Latona testified that this palmprint was the right palmprint of Lee Harvey Oswald.58 At the request of the Commission, Arthur Mandella, fingerprint expert with the New York City Police Department, conducted an independent examination and also determined that this was the right palmprint of Oswald.59 Latona's findings were also confirmed by Ronald G. Wittmus, another FBI fingerprint

Page 124

expert.60 In the opinion of these experts, it was not possible to estimate the time which elapsed between the placing of the print on the rifle and the date of the lift.61

Experts testifying before the Commission agreed that palmprints are as unique as fingerprints for purposes of establishing identification.62 Oswald's palmprint on the underside of the barrel demonstrates that he handled the rifle when it was disassembled. A palmprint could not be placed on this portion of the rifle, when assembled, because the wooden foregrip covers the barrel at this point.63 The print is additional proof that the rifle was in Oswald's possession."

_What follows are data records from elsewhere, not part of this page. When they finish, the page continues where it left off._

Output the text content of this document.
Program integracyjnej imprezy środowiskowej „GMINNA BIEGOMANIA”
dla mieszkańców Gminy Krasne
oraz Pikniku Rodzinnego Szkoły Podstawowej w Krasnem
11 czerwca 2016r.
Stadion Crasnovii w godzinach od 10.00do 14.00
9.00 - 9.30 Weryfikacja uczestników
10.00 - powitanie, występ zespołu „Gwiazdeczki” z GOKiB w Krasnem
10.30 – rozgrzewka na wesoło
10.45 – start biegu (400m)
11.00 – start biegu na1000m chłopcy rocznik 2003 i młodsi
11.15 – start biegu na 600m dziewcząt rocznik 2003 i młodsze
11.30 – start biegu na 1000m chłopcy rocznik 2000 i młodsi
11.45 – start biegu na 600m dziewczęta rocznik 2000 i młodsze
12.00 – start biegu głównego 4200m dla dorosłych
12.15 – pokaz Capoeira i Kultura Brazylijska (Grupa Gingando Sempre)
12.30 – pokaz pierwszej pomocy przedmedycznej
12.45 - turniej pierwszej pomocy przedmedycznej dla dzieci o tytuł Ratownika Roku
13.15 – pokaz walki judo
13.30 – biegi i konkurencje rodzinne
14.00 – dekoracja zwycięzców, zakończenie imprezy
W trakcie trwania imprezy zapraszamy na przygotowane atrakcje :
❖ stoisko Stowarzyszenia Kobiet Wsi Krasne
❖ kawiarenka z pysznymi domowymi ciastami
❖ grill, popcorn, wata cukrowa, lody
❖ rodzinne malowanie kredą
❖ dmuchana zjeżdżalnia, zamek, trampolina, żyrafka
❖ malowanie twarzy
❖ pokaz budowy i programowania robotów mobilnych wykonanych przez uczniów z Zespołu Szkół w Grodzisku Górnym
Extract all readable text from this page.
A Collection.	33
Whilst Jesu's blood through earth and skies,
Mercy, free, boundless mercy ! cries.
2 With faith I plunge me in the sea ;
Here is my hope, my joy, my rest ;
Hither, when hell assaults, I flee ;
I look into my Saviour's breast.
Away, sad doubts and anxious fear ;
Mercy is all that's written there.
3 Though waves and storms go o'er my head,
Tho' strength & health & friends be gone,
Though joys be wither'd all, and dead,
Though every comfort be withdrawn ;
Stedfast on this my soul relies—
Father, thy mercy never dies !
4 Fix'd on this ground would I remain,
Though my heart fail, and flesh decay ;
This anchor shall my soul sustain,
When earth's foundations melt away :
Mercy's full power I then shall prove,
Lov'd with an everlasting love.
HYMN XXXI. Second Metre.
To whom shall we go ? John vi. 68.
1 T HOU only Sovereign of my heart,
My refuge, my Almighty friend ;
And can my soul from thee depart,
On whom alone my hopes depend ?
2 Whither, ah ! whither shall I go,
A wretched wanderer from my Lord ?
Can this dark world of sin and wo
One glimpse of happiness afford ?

Nowhere does the WCR express doubt about the authenticity of the palm print.

It has occurred to me that many of the points you raised were addressed by the WCR before anybody raised their objections. That's why I question whether you have much knowledge at all about what is in the WCR. You and your CT cohorts have raised and repeated so many red herring objections to the WCR over the years that I don't think most of you can discern fact from fiction anymore.